Personal information
- Full name: Francis Lawrence Lukeman
- Nickname: Frank
- Born: June 20, 1885 Montreal, Quebec, Canada
- Died: December 26, 1946 (aged 61) Montreal, Quebec, Canada
- Height: 5 ft 10 in (1.78 m)

Sport
- Country: Canada
- Sport: Track and Field
- Event(s): Pentathlon, 200 metres, 100 metres

Achievements and titles
- Olympic finals: 1908 Summer Olympics, 1912 Summer Olympics

Medal record
Men's athletics
| Bronze medal – third place | 1912 Stockholm | Pentathlon |

= Frank Lukeman =

Canadian athlete

Francis Lawrence Lukeman (June 20, 1885 - December 23, 1946), was a Canadian athlete. He was born in Montreal, Quebec.

==Biography==
In Stockholm at the 1912 Summer Olympics Lukeman finished fourth in the pentathlon but was awarded the bronze medal after Jim Thorpe of the United States was disqualified from the gold medal. Thorpe's disqualification was eventually overturned but Lukeman were permitted to retain his bronze medal.

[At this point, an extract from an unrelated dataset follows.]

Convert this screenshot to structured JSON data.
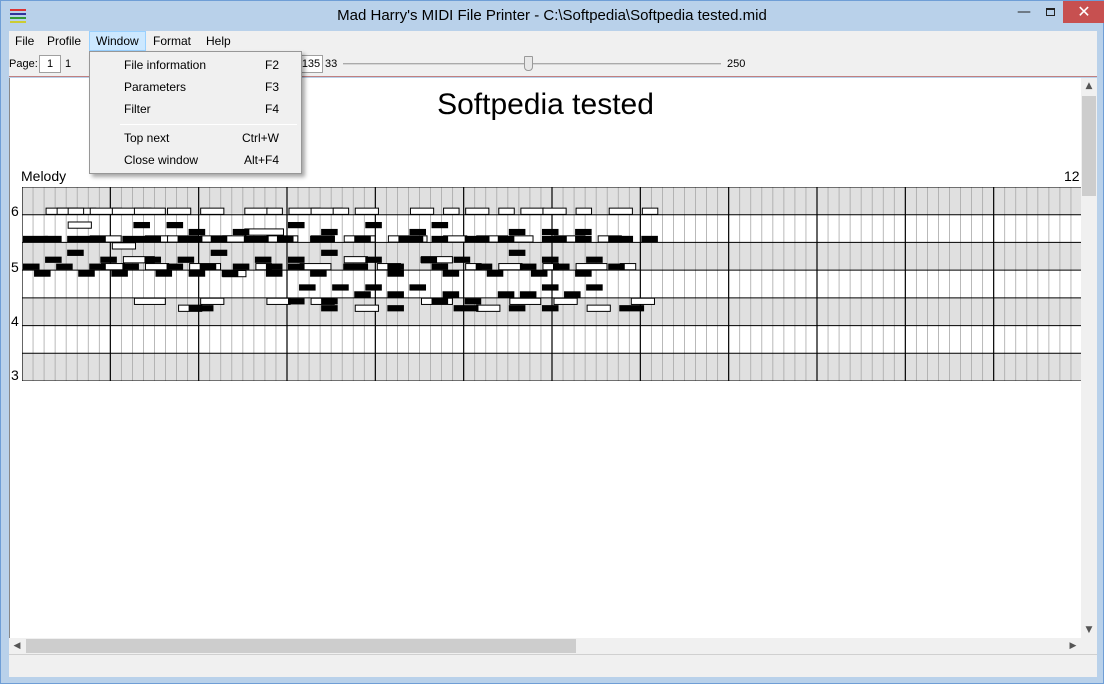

In the 100 metres at the 1908 Summer Olympics in London Lukeman took second place in his first-round heat with a time of 11.7 seconds. He did not advance to the semifinals.

He won in his preliminary heat of the 200 metres, placing first overall.

Lukeman served in the Canadian Expeditionary Force in World War I, at various times in the 3rd Regiment Victoria Rifles of Canada, 14th Battalion (Royal Montreal Regiment), CEF, 242nd Battalion, CEF, which was absorbed into the Canadian Forestry Corps, where he served out the end of the war as an (Acting) Regimental Sergeant Major. He returned to Montreal after the war. "In his combat overseas, he was gassed twice. In 1945, he had his leg amputated and remained bedridden at the Sainte-Anne-de-Bellevue Military Hospital (Ste. Anne's Hospital), dying in 1946."